Lemke applauded York, who said that many members of the church where he preaches -- Buck Run Baptist Church in Frankfort, Ky. -- did not know he was a Calvinist until they read a story about the conference in the state Baptist newspaper, the Western Recorder.
"I don't talk about Calvinism," York said.
York said he has not and does not read John Calvin's books.
"I don't believe anything because John Calvin said it, [or] because it came out of the Reformation," York said. "I believe what I believe because I believe that I see it in Scripture. There are some wonderful godly brothers and sisters of mine who read the same Scripture that I read but they don't see what I see [about Calvinism]. I'm OK with that. We ought to be able to love each other through that. We ought to be able to focus on the Great Commission together. There's a lost world out there, and they really don't care how many points [of Calvinism] we have. They need to hear the good news of the Gospel of Jesus Christ."

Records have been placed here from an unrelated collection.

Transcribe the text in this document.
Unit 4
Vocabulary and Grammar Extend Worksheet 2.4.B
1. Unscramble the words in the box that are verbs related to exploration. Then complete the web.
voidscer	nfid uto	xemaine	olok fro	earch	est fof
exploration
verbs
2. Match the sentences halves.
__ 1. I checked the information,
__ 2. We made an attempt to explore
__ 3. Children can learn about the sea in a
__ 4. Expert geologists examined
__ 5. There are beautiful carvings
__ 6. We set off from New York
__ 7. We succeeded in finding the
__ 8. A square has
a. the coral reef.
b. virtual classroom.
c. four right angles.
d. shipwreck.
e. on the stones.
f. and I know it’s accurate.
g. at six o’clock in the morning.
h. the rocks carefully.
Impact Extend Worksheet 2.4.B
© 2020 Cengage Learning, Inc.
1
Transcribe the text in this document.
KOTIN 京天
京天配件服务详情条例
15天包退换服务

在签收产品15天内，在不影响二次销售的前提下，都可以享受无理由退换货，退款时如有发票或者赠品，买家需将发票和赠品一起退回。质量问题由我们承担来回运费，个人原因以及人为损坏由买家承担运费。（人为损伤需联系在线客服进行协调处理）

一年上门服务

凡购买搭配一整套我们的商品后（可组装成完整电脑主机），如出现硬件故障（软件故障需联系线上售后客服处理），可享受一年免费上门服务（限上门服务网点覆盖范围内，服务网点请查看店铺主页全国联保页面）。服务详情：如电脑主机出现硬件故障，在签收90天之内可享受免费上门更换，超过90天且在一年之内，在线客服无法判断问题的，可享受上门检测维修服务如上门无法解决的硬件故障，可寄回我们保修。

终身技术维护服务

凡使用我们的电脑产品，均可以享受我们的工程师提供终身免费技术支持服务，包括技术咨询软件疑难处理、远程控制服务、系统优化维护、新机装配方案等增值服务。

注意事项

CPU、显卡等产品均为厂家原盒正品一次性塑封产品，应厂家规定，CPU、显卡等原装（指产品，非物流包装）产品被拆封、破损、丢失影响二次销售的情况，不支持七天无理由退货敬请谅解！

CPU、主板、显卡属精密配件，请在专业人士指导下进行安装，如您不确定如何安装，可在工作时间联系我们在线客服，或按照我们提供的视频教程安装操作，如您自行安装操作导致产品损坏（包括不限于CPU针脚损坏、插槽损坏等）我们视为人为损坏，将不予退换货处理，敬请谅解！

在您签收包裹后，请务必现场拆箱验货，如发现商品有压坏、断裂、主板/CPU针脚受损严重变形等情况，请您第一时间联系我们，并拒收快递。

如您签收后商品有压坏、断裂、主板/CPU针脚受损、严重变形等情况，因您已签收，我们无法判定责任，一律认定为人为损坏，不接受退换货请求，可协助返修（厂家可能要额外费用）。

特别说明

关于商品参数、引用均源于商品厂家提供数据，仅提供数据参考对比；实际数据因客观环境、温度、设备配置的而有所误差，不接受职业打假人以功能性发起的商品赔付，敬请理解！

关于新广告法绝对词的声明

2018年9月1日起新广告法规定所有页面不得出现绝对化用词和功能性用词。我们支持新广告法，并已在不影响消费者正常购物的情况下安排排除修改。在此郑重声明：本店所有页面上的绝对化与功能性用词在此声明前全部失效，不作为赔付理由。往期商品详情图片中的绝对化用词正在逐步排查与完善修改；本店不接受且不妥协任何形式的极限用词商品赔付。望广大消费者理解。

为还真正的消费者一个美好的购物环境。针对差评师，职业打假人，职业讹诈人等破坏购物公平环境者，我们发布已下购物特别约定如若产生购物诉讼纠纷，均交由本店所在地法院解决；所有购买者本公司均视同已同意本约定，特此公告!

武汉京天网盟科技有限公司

Lemke said he would encourage pastoral search committees to ask candidates who are Calvinists: "Are they committed to missions and evangelism," and, "Do they talk more about Calvin than about Jesus?"
Dockery said Calvinism was prominent within the Southern Baptist Convention during the first 75 years or so after it was founded in 1845. The history of the convention, he added, is replete with those who affirmed Calvinism and disagreed with it.
"There is not just one theological stream from one theological tradition in Baptist life. There are several," Dockery said. " ... Baptists, as a whole, in the 21st century, don't know their heritage. It's not that we don't know who Calvin is. We don't even know who Lottie Moon and Annie Armstrong are."
York said he is "committed to not letting this be an issue that divides us."
"The Great Commission is the commission that Christ gave to all of us, and we've got to be committed to working together to get the Gospel to the ends of the earth," York said.
Lemke said there is "distrust" on both sides, and "that leads to probably exaggerating what the other side is saying and really going beyond where they really are."
"I hope we can find ways to work together more constructively," Lemke said.
Southern Baptists already have a mechanism that makes it possible to work together -- the Baptist Faith & Message 2000, York said.
"There is nothing in the Baptist Faith & Message 2000 that makes me or other Calvinists unable to believe what we believe," York said.
The debate over Calvinism, Page said, is a debate "within the family." It is "inerrantists here who are disagreeing with other inerrantists."
When Page was president of the convention, he said, he appointed Calvinists and non-Calvinists to the Committee on Committees "because they were men and women that would go out and witness with me." He said he "soon" will be naming a group of advisors "to help me pull together some kind of strategy" to help keep the convention united.
Both sides, he said, need to learn to respect one another.
"We're talking about and at each other too often," he said. "When you respect someone, you talk to them."
Page added, "If we can do missions and evangelism together ... then we can pull this thing together."